Que mundo é este em que vivemos?!
Há dias, em Belfast, vi memoriais das vítimas das bombas dos anos 1960 e 1970. Coisas de há 50 ou 60 anos; parece que foi há muito. Mas nesses mesmos memoriais, cartazes, palavras de ordem comparavam o Sinn Féin e o IRA aos ISIS.
O ISIS foi fundado em 1999, criado em 2003 ou 2004 e o seu califado foi proclamado em 29 de Junho de 2014.
Ou seja, no Reino Unido – não estamos a falar de um país qualquer do terceiro mundo onde as pessoas não têm acesso à instrução -, há quem, nos dias de hoje, tenha ódio ao seu vizinho, por factos passados há 50 anos, fazendo comparações entre radicais… mas com uma dimensão completamente distinta.
No canal Odisseia começou a dar uma série sobre a Guerra da Coreia. Um documentário sobre uma guerra que pouca gente fala, mas onde, de 1950 a 1953 do século passado, numa pequena península, os Estados Unidos da América largaram mais bombas do que na Segunda Grande Guerra. Morreram mais de 36 mil militares americanos e cerca 7.700 desapareceram. Daí vem “a necessidade” de Pyongyang ter uma bomba atómica e misséis capazes de a levar por cima do Pacífico. Daí advém que sempre que um dos amados líderes espirra, o mundo democrático corra a comprar um pacote de lenços.

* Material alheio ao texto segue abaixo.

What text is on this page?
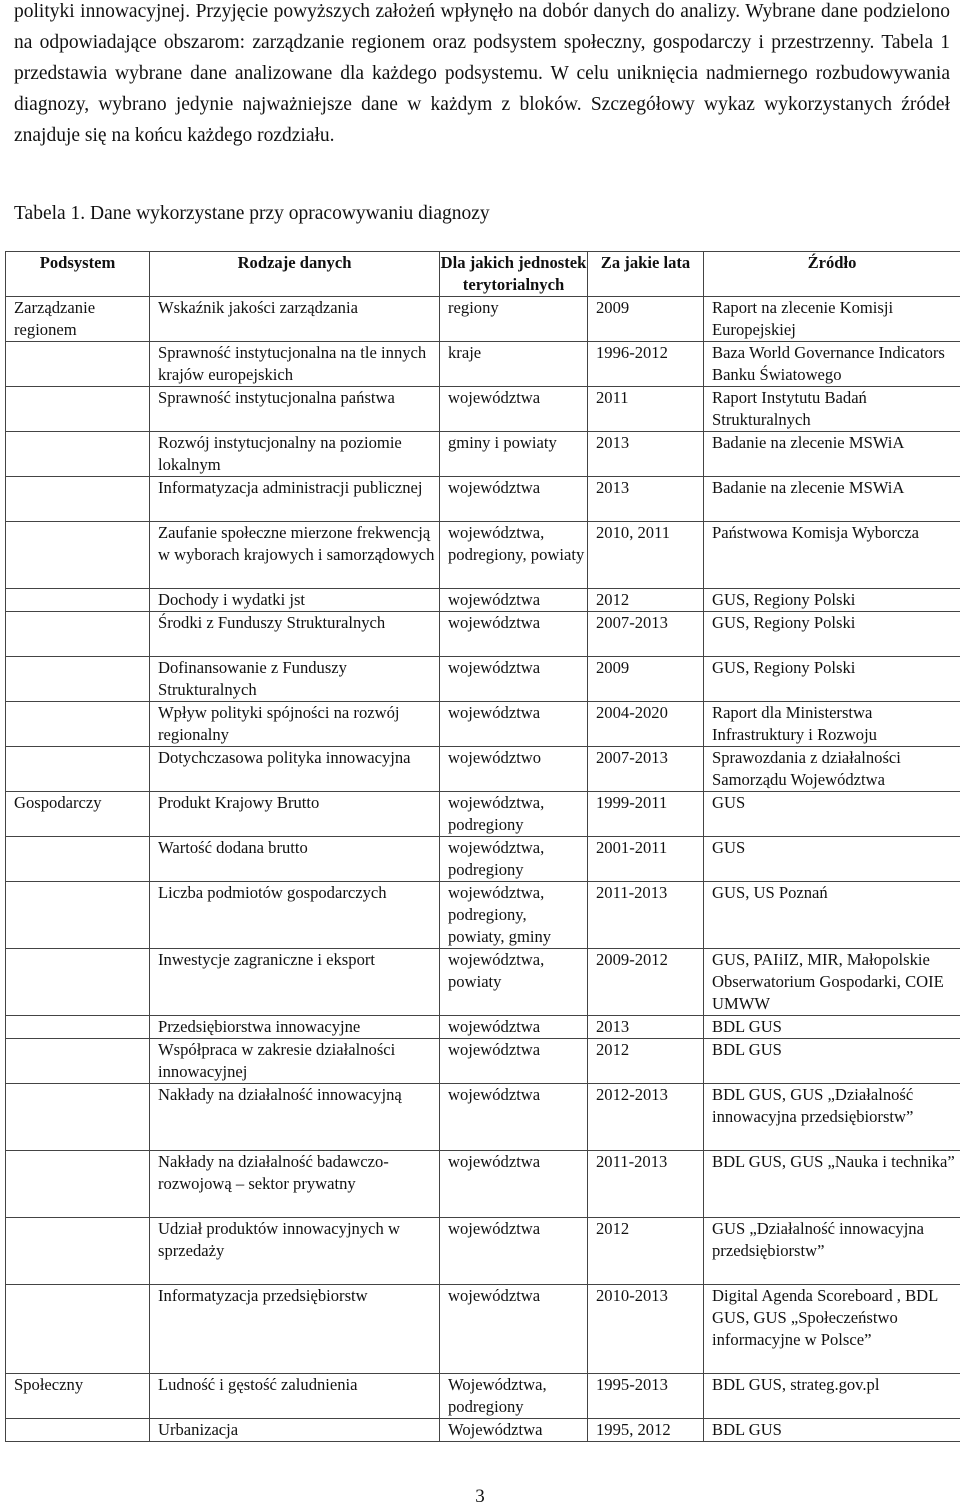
polityki innowacyjnej. Przyjęcie powyższych założeń wpłynęło na dobór danych do analizy. Wybrane dane podzielono na odpowiadające obszarom: zarządzanie regionem oraz podsystem społeczny, gospodarczy i przestrzenny. Tabela 1 przedstawia wybrane dane analizowane dla każdego podsystemu. W celu uniknięcia nadmiernego rozbudowywania diagnozy, wybrano jedynie najważniejsze dane w każdym z bloków. Szczegółowy wykaz wykorzystanych źródeł znajduje się na końcu każdego rozdziału.

Tabela 1. Dane wykorzystane przy opracowywaniu diagnozy

Podsystem	Rodzaje danych	Dla jakich jednostek terytorialnych	Za jakie lata	Źródło
Zarządzanie regionem	Wskaźnik jakości zarządzania	regiony	2009	Raport na zlecenie Komisji Europejskiej
	Sprawność instytucjonalna na tle innych krajów europejskich	kraje	1996-2012	Baza World Governance Indicators Banku Światowego
	Sprawność instytucjonalna państwa	województwa	2011	Raport Instytutu Badań Strukturalnych
	Rozwój instytucjonalny na poziomie lokalnym	gminy i powiaty	2013	Badanie na zlecenie MSWiA
	Informatyzacja administracji publicznej	województwa	2013	Badanie na zlecenie MSWiA
	Zaufanie społeczne mierzone frekwencją w wyborach krajowych i samorządowych	województwa, podregiony, powiaty	2010, 2011	Państwowa Komisja Wyborcza
	Dochody i wydatki jst	województwa	2012	GUS, Regiony Polski
	Środki z Funduszy Strukturalnych	województwa	2007-2013	GUS, Regiony Polski
	Dofinansowanie z Funduszy Strukturalnych	województwa	2009	GUS, Regiony Polski
	Wpływ polityki spójności na rozwój regionalny	województwa	2004-2020	Raport dla Ministerstwa Infrastruktury i Rozwoju
	Dotychczasowa polityka innowacyjna	województwo	2007-2013	Sprawozdania z działalności Samorządu Województwa
Gospodarczy	Produkt Krajowy Brutto	województwa, podregiony	1999-2011	GUS
	Wartość dodana brutto	województwa, podregiony	2001-2011	GUS
	Liczba podmiotów gospodarczych	województwa, podregiony, powiaty, gminy	2011-2013	GUS, US Poznań
	Inwestycje zagraniczne i eksport	województwa, powiaty	2009-2012	GUS, PAIiIZ, MIR, Małopolskie Obserwatorium Gospodarki, COIE UMWW
	Przedsiębiorstwa innowacyjne	województwa	2013	BDL GUS
	Współpraca w zakresie działalności innowacyjnej	województwa	2012	BDL GUS
	Nakłady na działalność innowacyjną	województwa	2012-2013	BDL GUS, GUS „Działalność innowacyjna przedsiębiorstw”
	Nakłady na działalność badawczo-rozwojową – sektor prywatny	województwa	2011-2013	BDL GUS, GUS „Nauka i technika”
	Udział produktów innowacyjnych w sprzedaży	województwa	2012	GUS „Działalność innowacyjna przedsiębiorstw”
	Informatyzacja przedsiębiorstw	województwa	2010-2013	Digital Agenda Scoreboard , BDL GUS, GUS „Społeczeństwo informacyjne w Polsce”
Społeczny	Ludność i gęstość zaludnienia	Województwa, podregiony	1995-2013	BDL GUS, strateg.gov.pl
	Urbanizacja	Województwa	1995, 2012	BDL GUS
3
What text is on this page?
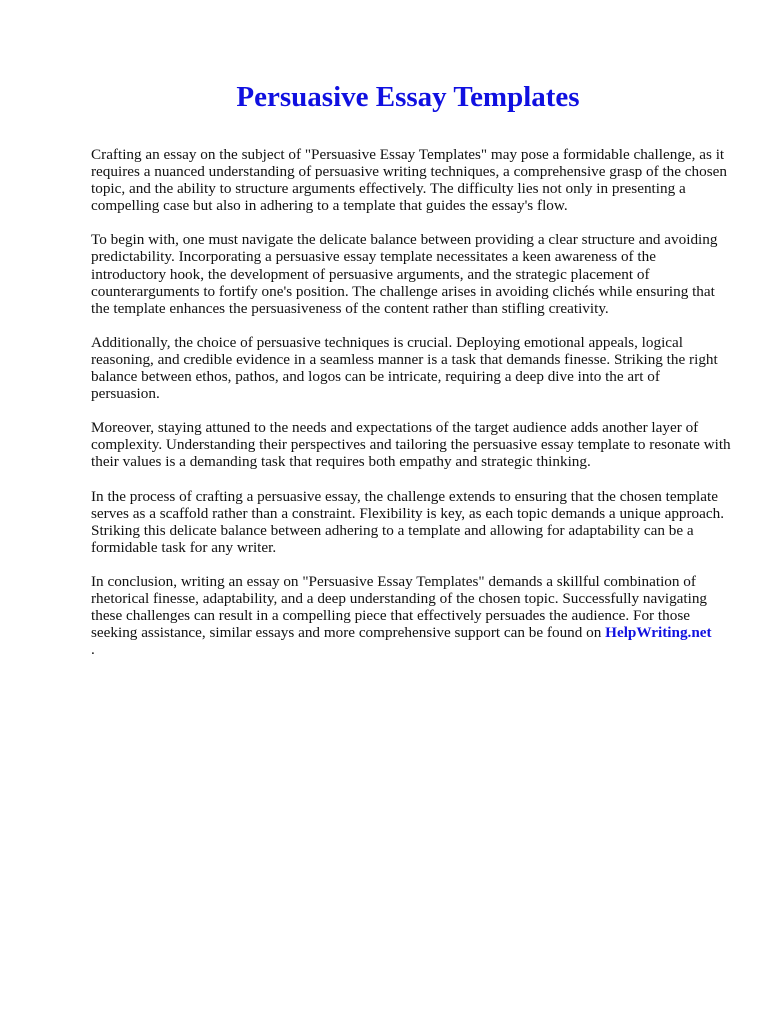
Persuasive Essay Templates

Crafting an essay on the subject of "Persuasive Essay Templates" may pose a formidable challenge, as it requires a nuanced understanding of persuasive writing techniques, a comprehensive grasp of the chosen topic, and the ability to structure arguments effectively. The difficulty lies not only in presenting a compelling case but also in adhering to a template that guides the essay's flow.

To begin with, one must navigate the delicate balance between providing a clear structure and avoiding predictability. Incorporating a persuasive essay template necessitates a keen awareness of the introductory hook, the development of persuasive arguments, and the strategic placement of counterarguments to fortify one's position. The challenge arises in avoiding clichés while ensuring that the template enhances the persuasiveness of the content rather than stifling creativity.

Additionally, the choice of persuasive techniques is crucial. Deploying emotional appeals, logical reasoning, and credible evidence in a seamless manner is a task that demands finesse. Striking the right balance between ethos, pathos, and logos can be intricate, requiring a deep dive into the art of persuasion.

Moreover, staying attuned to the needs and expectations of the target audience adds another layer of complexity. Understanding their perspectives and tailoring the persuasive essay template to resonate with their values is a demanding task that requires both empathy and strategic thinking.

In the process of crafting a persuasive essay, the challenge extends to ensuring that the chosen template serves as a scaffold rather than a constraint. Flexibility is key, as each topic demands a unique approach. Striking this delicate balance between adhering to a template and allowing for adaptability can be a formidable task for any writer.

In conclusion, writing an essay on "Persuasive Essay Templates" demands a skillful combination of rhetorical finesse, adaptability, and a deep understanding of the chosen topic. Successfully navigating these challenges can result in a compelling piece that effectively persuades the audience. For those seeking assistance, similar essays and more comprehensive support can be found on HelpWriting.net
.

Estes dois exemplos demonstram bem a radicalização do nosso tempo, um dos piores factores da globalização e da era da comunicação, do mundo digital. Em vez de usarmos toda a nossa capacidade tecnológica e democrática para aproximar povos e culturas, cerramos fileiras.
É natural!
Vejam-se os jogos de futebol, por exemplo: o que importa é que o preto ganhe ao amarelo ou vice-versa. Não importa o mérito, os valores desportivos, não interessa a corrupção porque o fim justifica os meios. É assim desde as ligas mais avançadas até às camadas jovens, com os pais na bancada a canibalizarem o Olimpo. O que importa é ganhar, o que importa é que os nossos vençam; e para a vitória há toda uma série de desculpas, para a derrota é que não.
É a vida!
Como já tive oportunidade de escrever, os nossos meios de comunicação e a tecnologia ajudam a esse distanciamento cultural: a partir do momento que podemos escolher os conteúdos informativos, de entretenimento, culturais, económicos, etc., passamos a ser egoístas e a não ter a percepção de quem pensa diferente de nós. Quando se olha a sociedade, em vez de vermos pessoas iguais, mas com pensamento diferente, passa-se a ver um inimigo.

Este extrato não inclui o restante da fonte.